原査定は、「本願商標は、『エコシート』の文字を標準文字で表してなるところ、『エコ』の文字は、『(エコロジーの略)環境に配慮すること。』を意味する語であり、他の語に冠して『地球の環境を汚さない、地球環境に優しい』の意味合いで各種商品等に使用され、また、『シート』の文字は、『薄板や紙などの一枚。』等を意味する語であり、シート状の商品を意味する語として、わが国においてよく知られているから、全体として『地球環境に優しいシート』程の意味合いを認識させる。そうとすると、本願商標をその指定商品中、例えば『フローリング拭き掃除用ペーパー及びシート,つや出し布,靴磨き布』等シート状の商品に使用しても、取引者、需要者は、『環境に配慮したシート状の商品』程度の意味合いを容易に認識するに止まり、単に商品の品質(内容)を表示するにすぎないものである。したがって、この商標登録出願に係る商標は、商標法第3条第1項第3号に該当する。」旨認定、判断し、本願を拒絶したものである。

3 当審の判断

本願商標は、前記1のとおり、「エコシート」の文字を標準文字で表してなるところ、その構成中の「エコ」及び「シート」の文字は、それぞれが「(エコロジーの略)環境に配慮すること。」、「薄板や紙などの一枚。」(「広辞苑第六版」岩波書店)を意味する語であって、これらの語を結合した「エコシート」の文字全体からは、原審説示のような意味合いを理解させる場合があるとしても、いまだ「環境に配慮した」といった漠然とした効果を有するシート状の商品を想起させるにとどまるものであって、直ちに本願の指定商品の品質等を直接的かつ具体的に表示するものとして、取引者、需要者に、認識されるものとはいい難い。

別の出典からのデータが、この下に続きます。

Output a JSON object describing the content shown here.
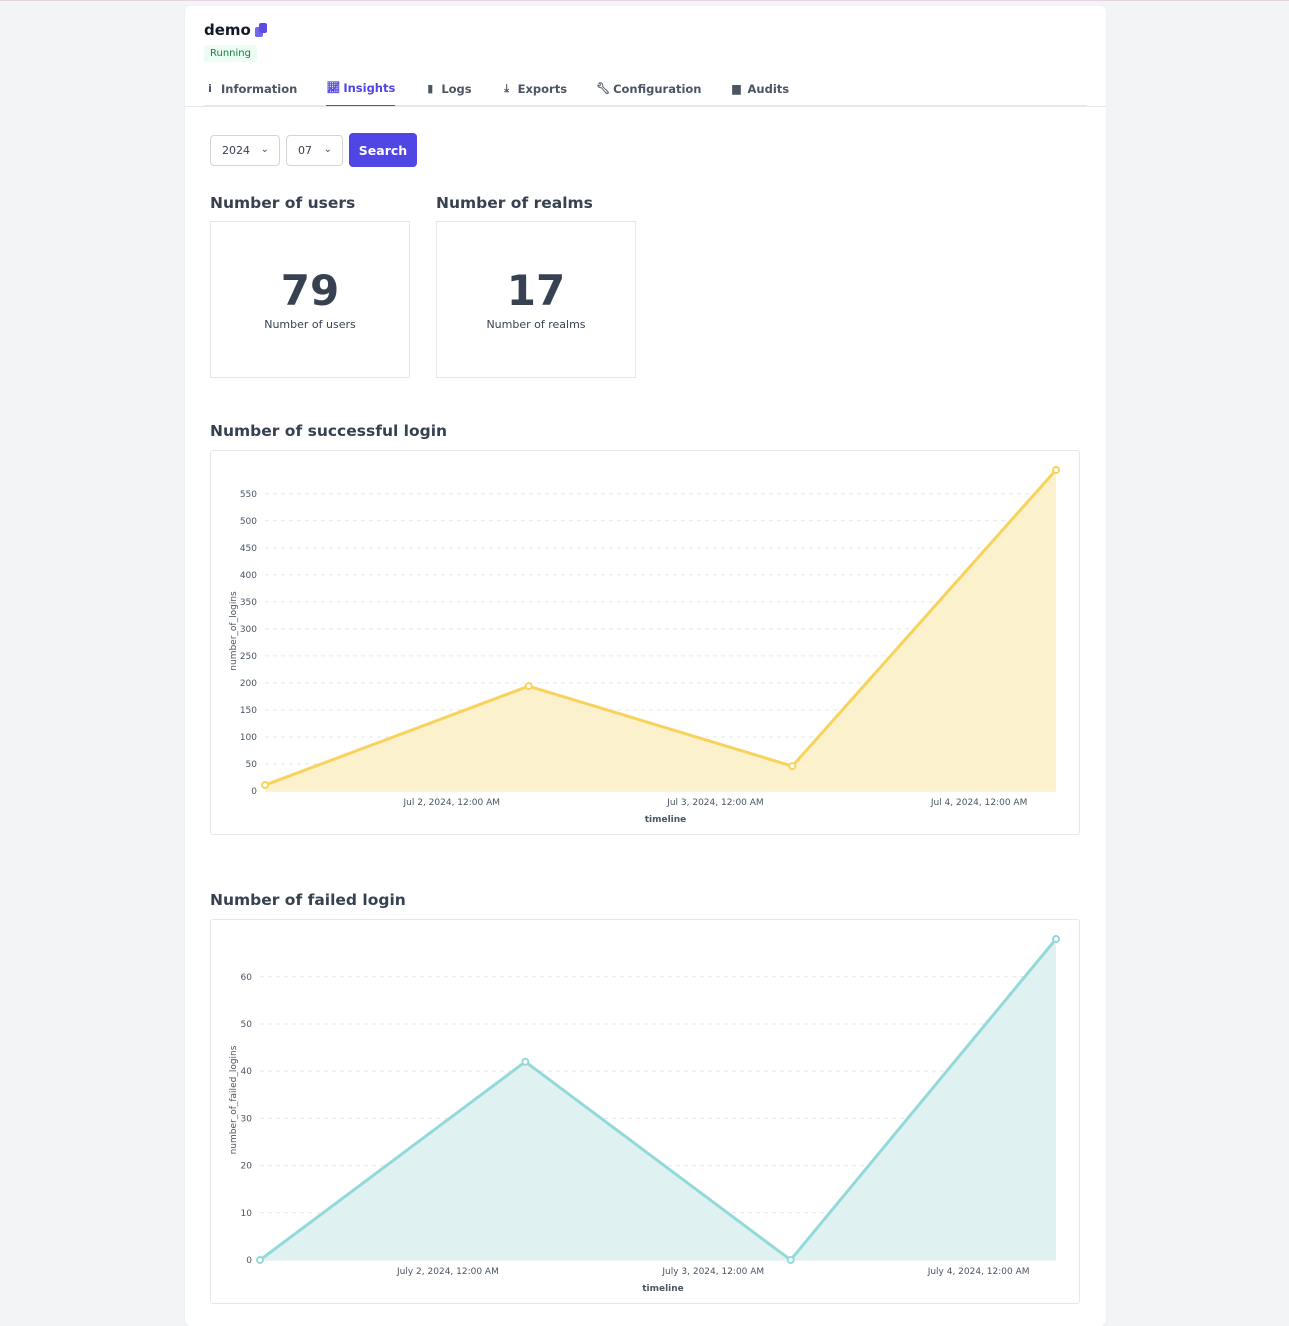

また、当審において職権をもって調査するも、本願の指定商品を取り扱う業界において、「エコシート」の文字が、商品の具体的な品質等を表示するものとして一般に使用されている事実は発見できず、さらに、本願商標に接する取引者、需要者が、当該文字を商品の品質等を表示したものと認識するというべき事情も発見できなかった。

そうすると、本願商標は、その指定商品との関係において、商品の品質等を表示するものということはできず、自他商品の識別標識としての機能を果たし得るものである。

したがって、本願商標が商標法第3条第1項第3号に該当するとして本願を拒絶した原査定は、取消しを免れない。

その他、本願について拒絶の理由を発見しない。

よって、結論のとおり審決する。